子どもの教材から・おおきなかぶ



もし、私が先生だったら?授業をするとしたら、と仮定をして、思いついたことを書いてみます。

この話は、大きなかぶを収穫しようとしたおじいさんが、次々助けを求めることから始まります。おじいさんはおばあさんをよび、おばあさんはまごを、まごはいぬを、いぬはねこを、ねこはねずみを・・・

みんながひっぱって、ようやくかぶは抜けました、で話は終わります。劇も多分そこで終わりでしょう。

私が子どもに教えるとしたら、まずは大きなかぶがおじいさんにとってどんなものだったのか、考えさせます。大きなかぶ、引き抜いても抜けないかぶをおじいさんはどうしてあきらめないで抜こうとしたのか。大きなかぶを抜いたあとどうしたのか。

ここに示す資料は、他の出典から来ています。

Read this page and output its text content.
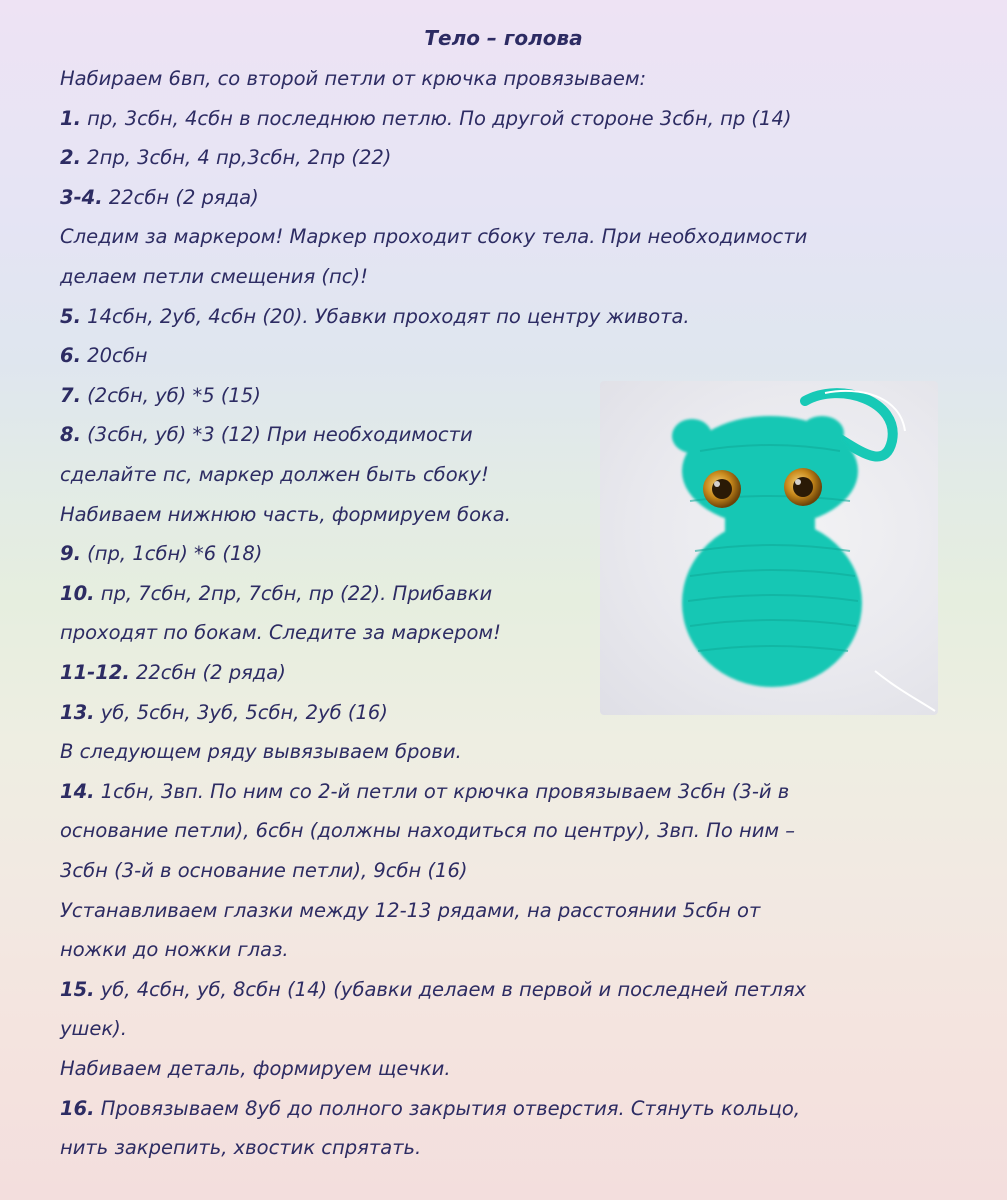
Тело – голова

Набираем 6вп, со второй петли от крючка провязываем:

1. пр, 3сбн, 4сбн в последнюю петлю. По другой стороне 3сбн, пр (14)

2. 2пр, 3сбн, 4 пр,3сбн, 2пр (22)

3-4. 22сбн (2 ряда)

Следим за маркером! Маркер проходит сбоку тела. При необходимости

делаем петли смещения (пс)!

5. 14сбн, 2уб, 4сбн (20). Убавки проходят по центру живота.

6. 20сбн

7. (2сбн, уб) *5 (15)

8. (3сбн, уб) *3 (12) При необходимости

сделайте пс, маркер должен быть сбоку!

Набиваем нижнюю часть, формируем бока.

9. (пр, 1сбн) *6 (18)

10. пр, 7сбн, 2пр, 7сбн, пр (22). Прибавки

проходят по бокам. Следите за маркером!

11-12. 22сбн (2 ряда)

13. уб, 5сбн, 3уб, 5сбн, 2уб (16)

В следующем ряду вывязываем брови.

14. 1сбн, 3вп. По ним со 2-й петли от крючка провязываем 3сбн (3-й в

основание петли), 6сбн (должны находиться по центру), 3вп. По ним –

3сбн (3-й в основание петли), 9сбн (16)

Устанавливаем глазки между 12-13 рядами, на расстоянии 5сбн от

ножки до ножки глаз.

15. уб, 4сбн, уб, 8сбн (14) (убавки делаем в первой и последней петлях

ушек).

Набиваем деталь, формируем щечки.

16. Провязываем 8уб до полного закрытия отверстия. Стянуть кольцо,

нить закрепить, хвостик спрятать.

かぶが冬の野菜ということも、知らない子はいるでしょう。水遣りや草取りが必要なことも。おじいさんが収穫をどんなに心待ちにしていたか、ということは絵本のどこにも書かれていません。長い冬を越すために、たくさんの食料がいることも、冬野菜がどんなに貴重かということも。

Bは畑で大根を抜いたことがありますし、長い根を持つ草や木を抜いたこともありますから、大きなかぶを抜くために、たくさんの人出が必要なことは想像がつくと思います。それに力もちのおじいさん(高齢者でも、長年農作業をしてきた人は、おどろくほど力もちです)でも抜けないほどのかぶというものが、どれほど大きくて重いかも実感できているはずです。

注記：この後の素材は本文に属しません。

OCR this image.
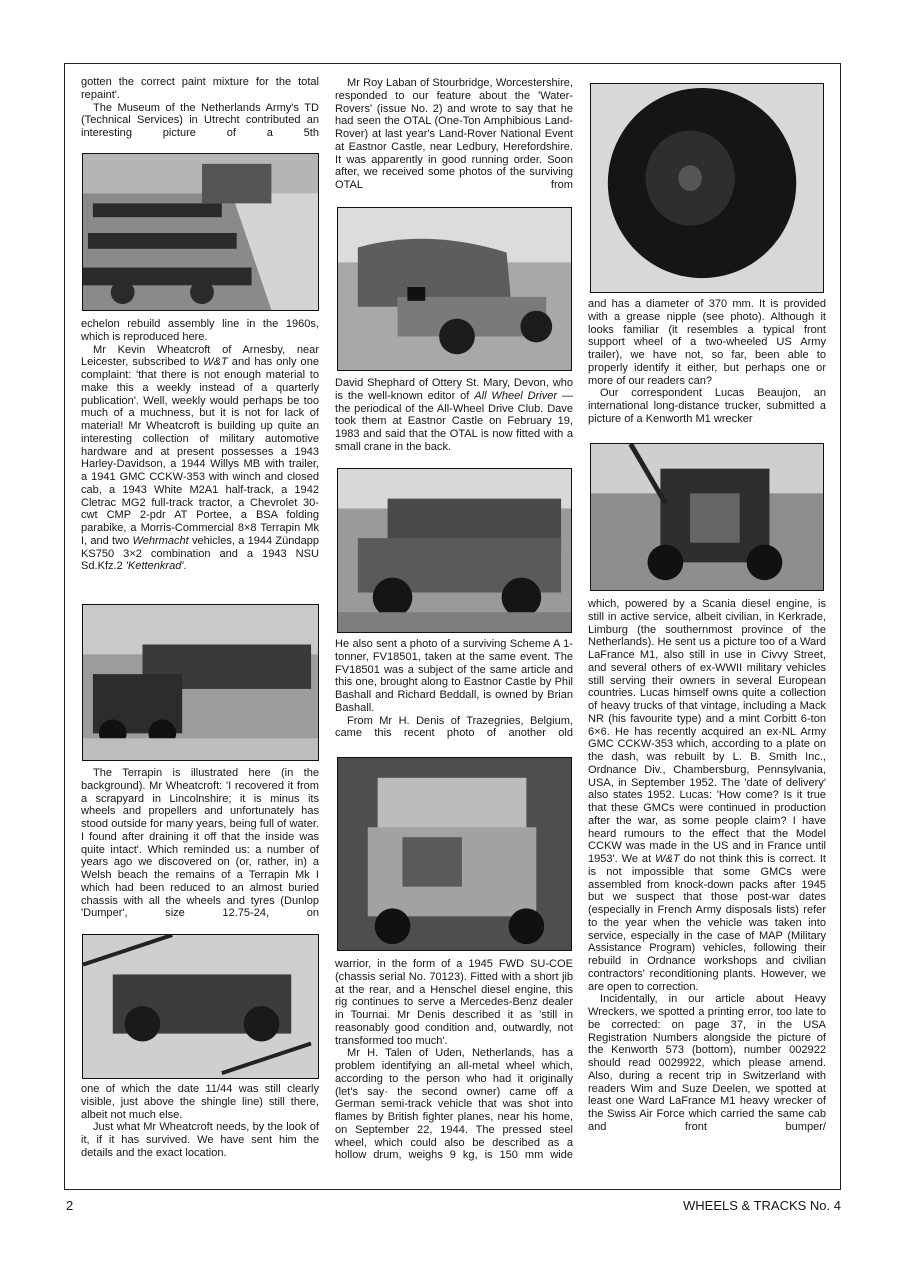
gotten the correct paint mixture for the total repaint'.

The Museum of the Netherlands Army's TD (Technical Services) in Utrecht contributed an interesting picture of a 5th

echelon rebuild assembly line in the 1960s, which is reproduced here.

Mr Kevin Wheatcroft of Arnesby, near Leicester, subscribed to W&T and has only one complaint: 'that there is not enough material to make this a weekly instead of a quarterly publication'. Well, weekly would perhaps be too much of a muchness, but it is not for lack of material! Mr Wheatcroft is building up quite an interesting collection of military automotive hardware and at present possesses a 1943 Harley-Davidson, a 1944 Willys MB with trailer, a 1941 GMC CCKW-353 with winch and closed cab, a 1943 White M2A1 half-track, a 1942 Cletrac MG2 full-track tractor, a Chevrolet 30-cwt CMP 2-pdr AT Portee, a BSA folding parabike, a Morris-Commercial 8×8 Terrapin Mk I, and two Wehrmacht vehicles, a 1944 Zündapp KS750 3×2 combination and a 1943 NSU Sd.Kfz.2 'Kettenkrad'.

The Terrapin is illustrated here (in the background). Mr Wheatcroft: 'I recovered it from a scrapyard in Lincolnshire; it is minus its wheels and propellers and unfortunately has stood outside for many years, being full of water. I found after draining it off that the inside was quite intact'. Which reminded us: a number of years ago we discovered on (or, rather, in) a Welsh beach the remains of a Terrapin Mk I which had been reduced to an almost buried chassis with all the wheels and tyres (Dunlop 'Dumper', size 12.75-24, on

one of which the date 11/44 was still clearly visible, just above the shingle line) still there, albeit not much else.

Just what Mr Wheatcroft needs, by the look of it, if it has survived. We have sent him the details and the exact location.

Mr Roy Laban of Stourbridge, Worcestershire, responded to our feature about the 'Water-Rovers' (issue No. 2) and wrote to say that he had seen the OTAL (One-Ton Amphibious Land-Rover) at last year's Land-Rover National Event at Eastnor Castle, near Ledbury, Herefordshire. It was apparently in good running order. Soon after, we received some photos of the surviving OTAL from

David Shephard of Ottery St. Mary, Devon, who is the well-known editor of All Wheel Driver — the periodical of the All-Wheel Drive Club. Dave took them at Eastnor Castle on February 19, 1983 and said that the OTAL is now fitted with a small crane in the back.

He also sent a photo of a surviving Scheme A 1-tonner, FV18501, taken at the same event. The FV18501 was a subject of the same article and this one, brought along to Eastnor Castle by Phil Bashall and Richard Beddall, is owned by Brian Bashall.

From Mr H. Denis of Trazegnies, Belgium, came this recent photo of another old

warrior, in the form of a 1945 FWD SU-COE (chassis serial No. 70123). Fitted with a short jib at the rear, and a Henschel diesel engine, this rig continues to serve a Mercedes-Benz dealer in Tournai. Mr Denis described it as 'still in reasonably good condition and, outwardly, not transformed too much'.

Mr H. Talen of Uden, Netherlands, has a problem identifying an all-metal wheel which, according to the person who had it originally (let's say· the second owner) came off a German semi-track vehicle that was shot into flames by British fighter planes, near his home, on September 22, 1944. The pressed steel wheel, which could also be described as a hollow drum, weighs 9 kg, is 150 mm wide

and has a diameter of 370 mm. It is provided with a grease nipple (see photo). Although it looks familiar (it resembles a typical front support wheel of a two-wheeled US Army trailer), we have not, so far, been able to properly identify it either, but perhaps one or more of our readers can?

Our correspondent Lucas Beaujon, an international long-distance trucker, submitted a picture of a Kenworth M1 wrecker

which, powered by a Scania diesel engine, is still in active service, albeit civilian, in Kerkrade, Limburg (the southernmost province of the Netherlands). He sent us a picture too of a Ward LaFrance M1, also still in use in Civvy Street, and several others of ex-WWII military vehicles still serving their owners in several European countries. Lucas himself owns quite a collection of heavy trucks of that vintage, including a Mack NR (his favourite type) and a mint Corbitt 6-ton 6×6. He has recently acquired an ex-NL Army GMC CCKW-353 which, according to a plate on the dash, was rebuilt by L. B. Smith Inc., Ordnance Div., Chambersburg, Pennsylvania, USA, in September 1952. The 'date of delivery' also states 1952. Lucas: 'How come? Is it true that these GMCs were continued in production after the war, as some people claim? I have heard rumours to the effect that the Model CCKW was made in the US and in France until 1953'. We at W&T do not think this is correct. It is not impossible that some GMCs were assembled from knock-down packs after 1945 but we suspect that those post-war dates (especially in French Army disposals lists) refer to the year when the vehicle was taken into service, especially in the case of MAP (Military Assistance Program) vehicles, following their rebuild in Ordnance workshops and civilian contractors' reconditioning plants. However, we are open to correction.

Incidentally, in our article about Heavy Wreckers, we spotted a printing error, too late to be corrected: on page 37, in the USA Registration Numbers alongside the picture of the Kenworth 573 (bottom), number 002922 should read 0029922, which please amend. Also, during a recent trip in Switzerland with readers Wim and Suze Deelen, we spotted at least one Ward LaFrance M1 heavy wrecker of the Swiss Air Force which carried the same cab and front bumper/

2	WHEELS & TRACKS No. 4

重い作物は、軽い葉もの野菜に比べて貯蔵がきくことや、おなかもちもいいこともできたら教えたいですね。

かぶを抜こうとする前の状況を想像させたり、抜いたあとどうしたかも考えさせたいですね。かけない子には話し言葉で、それもできない子には、状況を書いたカードを選ばせたりして、新しい話を作ります。

おじいさんは、あまった種をもらって植えました。忘れたころにかぶができました。抜いてみても抜けないので、あきらめて帰りました。

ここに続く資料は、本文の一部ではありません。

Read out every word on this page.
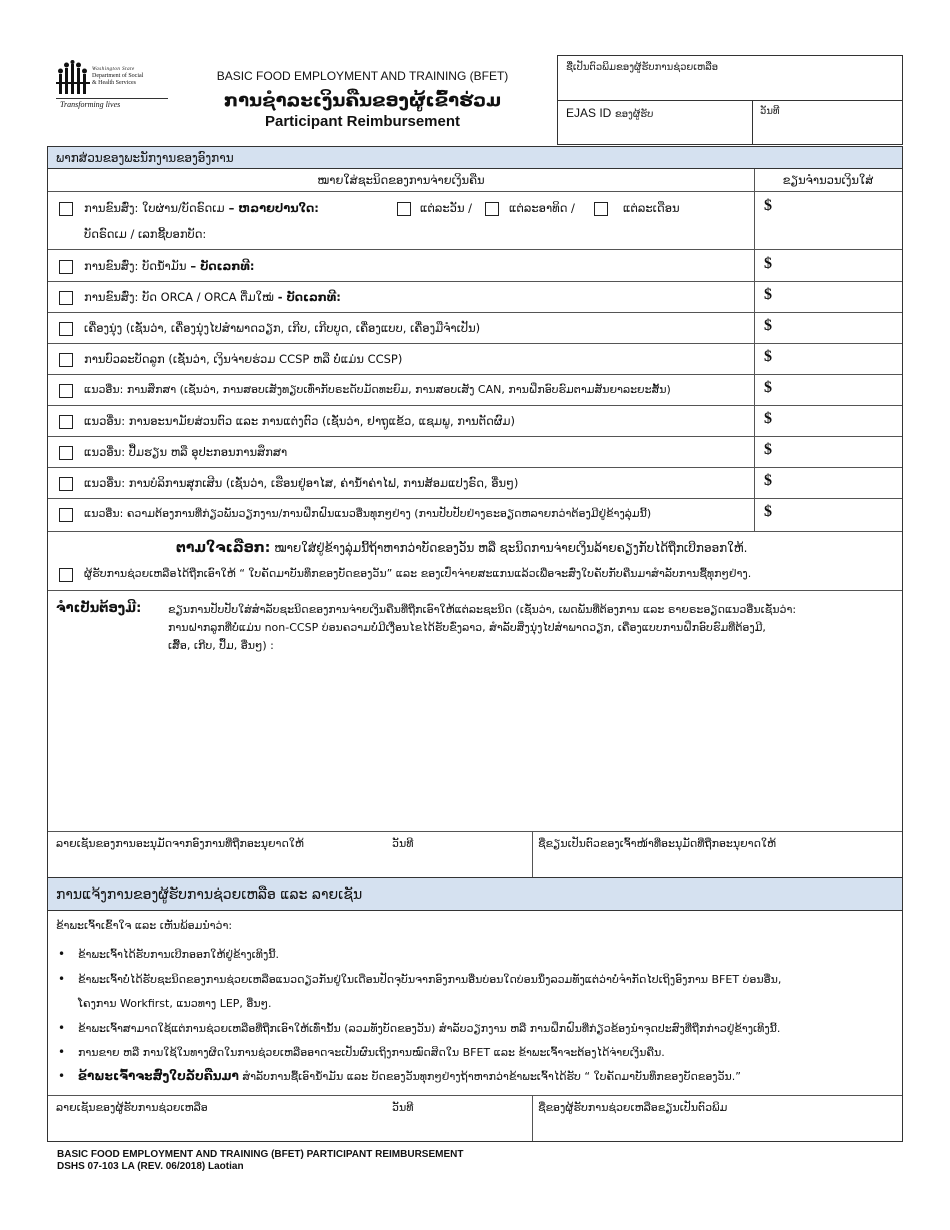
Washington State
Department of Social
& Health Services
Transforming lives
BASIC FOOD EMPLOYMENT AND TRAINING (BFET)
ການຊຳລະເງິນຄືນຂອງຜູ້ເຂົ້າຮ່ວມ
Participant Reimbursement
ຊື່ເປັນຕົວພິມຂອງຜູ້ຮັບການຊ່ວຍເຫລືອ
EJAS ID ຂອງຜູ້ຮັບ	ວັນທີ
ພາກສ່ວນຂອງພະນັກງານຂອງອົງການ
ໝາຍໃສ່ຊະນິດຂອງການຈ່າຍເງິນຄືນ	ຂຽນຈຳນວນເງິນໃສ່
ການຂົນສົ່ງ: ໃບຜ່ານ/ບັດຣົດເມ – ຫລາຍປານໃດ:	ແຕ່ລະວັນ /	ແຕ່ລະອາທິດ /	ແຕ່ລະເດືອນ
ບັດຣົດເມ / ເລກຊີ້ບອກບັດ:
$
ການຂົນສົ່ງ: ບັດນ້ຳມັນ – ບັດເລກທີ:	$
ການຂົນສົ່ງ: ບັດ ORCA / ORCA ຕື່ມໃໝ່ - ບັດເລກທີ:	$
ເຄື່ອງນຸ່ງ (ເຊັ່ນວ່າ, ເຄື່ອງນຸ່ງໄປສຳພາດວຽກ, ເກີບ, ເກີບບູດ, ເຄື່ອງແບບ, ເຄື່ອງມືຈຳເປັນ)	$
ການບົວລະບັດລູກ (ເຊັ່ນວ່າ, ເງິນຈ່າຍຮ່ວມ CCSP ຫລື ບໍ່ແມ່ນ CCSP)	$
ແນວອື່ນ: ການສຶກສາ (ເຊັ່ນວ່າ, ການສອບເສັງທຽບເທົ່າກັບຣະດັບມັດທະຍົມ, ການສອບເສັງ CAN, ການຝຶກອົບຮົມຕາມສັນຍາລະຍະສັ້ນ)	$
ແນວອື່ນ: ການອະນາມັຍສ່ວນຕົວ ແລະ ການແຕ່ງຕົວ (ເຊັ່ນວ່າ, ຢາຖູແຂ້ວ, ແຊມພູ, ການຕັດຜົມ)	$
ແນວອື່ນ: ປຶ້ມຮຽນ ຫລື ອຸປະກອນການສຶກສາ	$
ແນວອື່ນ: ການບໍລິການສຸກເສີນ (ເຊັ່ນວ່າ, ເຮືອນຢູ່ອາໄສ, ຄ່ານ້ຳຄ່າໄຟ, ການສ້ອມແປງຣົດ, ອື່ນໆ)	$
ແນວອື່ນ: ຄວາມຕ້ອງການທີ່ກ່ຽວພັນວຽກງານ/ການຝຶກຝົນແນວອື່ນທຸກໆຢ່າງ (ການປັບປັບຢ່າງຣະອຽດຫລາຍກວ່າຕ້ອງມີຢູ່ຂ້າງລຸ່ມນີ້)	$
ຕາມໃຈເລືອກ: ໝາຍໃສ່ຢູ່ຂ້າງລຸ່ມນີ້ຖ້າຫາກວ່າບັດຂອງວັນ ຫລື ຊະນິດການຈ່າຍເງິນລ້າຍຄຽງກັບໄດ້ຖືກເບີກອອກໃຫ້.
ຜູ້ຮັບການຊ່ວຍເຫລືອໄດ້ຖືກເອົາໃຫ້ “ ໃບຄັດມາບັນທຶກຂອງບັດຂອງວັນ” ແລະ ຂອງເປົ່າຈ່າຍສະແກນແລ້ວເພື່ອຈະສົ່ງໃບຄັບກັບຄືນມາສຳລັບການຊື້ທຸກໆຢ່າງ.
ຈຳເປັນຕ້ອງມີ: ຂຽນການປັບປັບໃສ່ສຳລັບຊະນິດຂອງການຈ່າຍເງິນຄືນທີ່ຖືກເອົາໃຫ້ແຕ່ລະຊະນິດ (ເຊັ່ນວ່າ, ເພດພັນທີ່ຕ້ອງການ ແລະ ຣາຍຣະອຽດແນວອື່ນເຊັ່ນວ່າ:
ການຝາກລູກທີ່ບໍ່ແມ່ນ non-CCSP ບ່ອນຄວາມບໍ່ມີເງື່ອນໄຂໄດ້ຮັບຂົ່ງລາວ, ສຳລັບສິ່ງນຸ່ງໄປສຳພາດວຽກ, ເຄື່ອງແບບການຝຶກອົບຮົມທີ່ຕ້ອງມີ,
ເສື້ອ, ເກີບ, ປຶ້ມ, ອື່ນໆ) :
ລາຍເຊັນຂອງການອະນຸມັດຈາກອົງການທີ່ຖືກອະນຸຍາດໃຫ້	ວັນທີ	ຊື່ຂຽນເປັນຕົວຂອງເຈົ້າໜ້າທີ່ອະນຸມັດທີ່ຖືກອະນຸຍາດໃຫ້
ການແຈ້ງການຂອງຜູ້ຮັບການຊ່ວຍເຫລືອ ແລະ ລາຍເຊັນ
ຂ້າພະເຈົ້າເຂົ້າໃຈ ແລະ ເຫັນພ້ອມນຳວ່າ:
• ຂ້າພະເຈົ້າໄດ້ຮັບການເບີກອອກໃຫ້ຢູ່ຂ້າງເທິງນີ້.
• ຂ້າພະເຈົ້າບໍ່ໄດ້ຮັບຊະນິດຂອງການຊ່ວຍເຫລືອແນວດຽວກັນຢູ່ໃນເດືອນປັດຈຸບັນຈາກອົງການອື່ນບ່ອນໃດບ່ອນນຶ່ງລວມທັງແຕ່ວ່າບໍ່ຈຳກັດໄປເຖິງອົງການ BFET ບ່ອນອື່ນ,
ໂຄງການ Workfirst, ແນວທາງ LEP, ອື່ນໆ.
• ຂ້າພະເຈົ້າສາມາດໃຊ້ແຕ່ການຊ່ວຍເຫລືອທີ່ຖືກເອົາໃຫ້ເທົ່ານັ້ນ (ລວມທັງບັດຂອງວັນ) ສຳລັບວຽກງານ ຫລື ການຝຶກຝົນທີ່ກ່ຽວຂ້ອງນຳຈຸດປະສົງທີ່ຖືກກ່າວຢູ່ຂ້າງເທິງນີ້.
• ການຂາຍ ຫລື ການໃຊ້ໃນທາງຜິດໃນການຊ່ວຍເຫລືອອາດຈະເປັນຜົນເຖິງການໝົດສິດໃນ BFET ແລະ ຂ້າພະເຈົ້າຈະຕ້ອງໄດ້ຈ່າຍເງິນຄືນ.
• ຂ້າພະເຈົ້າຈະສົ່ງໃບລັບຄືນມາ ສຳລັບການຊື້ເອົານ້ຳມັນ ແລະ ບັດຂອງວັນທຸກໆຢ່າງຖ້າຫາກວ່າຂ້າພະເຈົ້າໄດ້ຮັບ “ ໃບຄັດມາບັນທຶກຂອງບັດຂອງວັນ.”
ລາຍເຊັນຂອງຜູ້ຮັບການຊ່ວຍເຫລືອ	ວັນທີ	ຊື່ຂອງຜູ້ຮັບການຊ່ວຍເຫລືອຂຽນເປັນຕົວພິມ
BASIC FOOD EMPLOYMENT AND TRAINING (BFET) PARTICIPANT REIMBURSEMENT
DSHS 07-103 LA (REV. 06/2018) Laotian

おじいさんは、荒地をたがやして畑を作りました。苦労して水をやって、ようやくかぶができました。おじいさんの家にはもう食べ物がないので、おじいさんは楽しみにしていました。ようやく抜けたかぶで、おじいさんとおばあさんは料理を作って、みんなを呼んでパーティーをしました。

劇の練習だけでは出てこない発想や答えも多分でてくるでしょう。かぶの実物がどういうものなのか、知りたいと言う子もでてくるでしょう。

一冊の絵本からいろんな世界が広がります。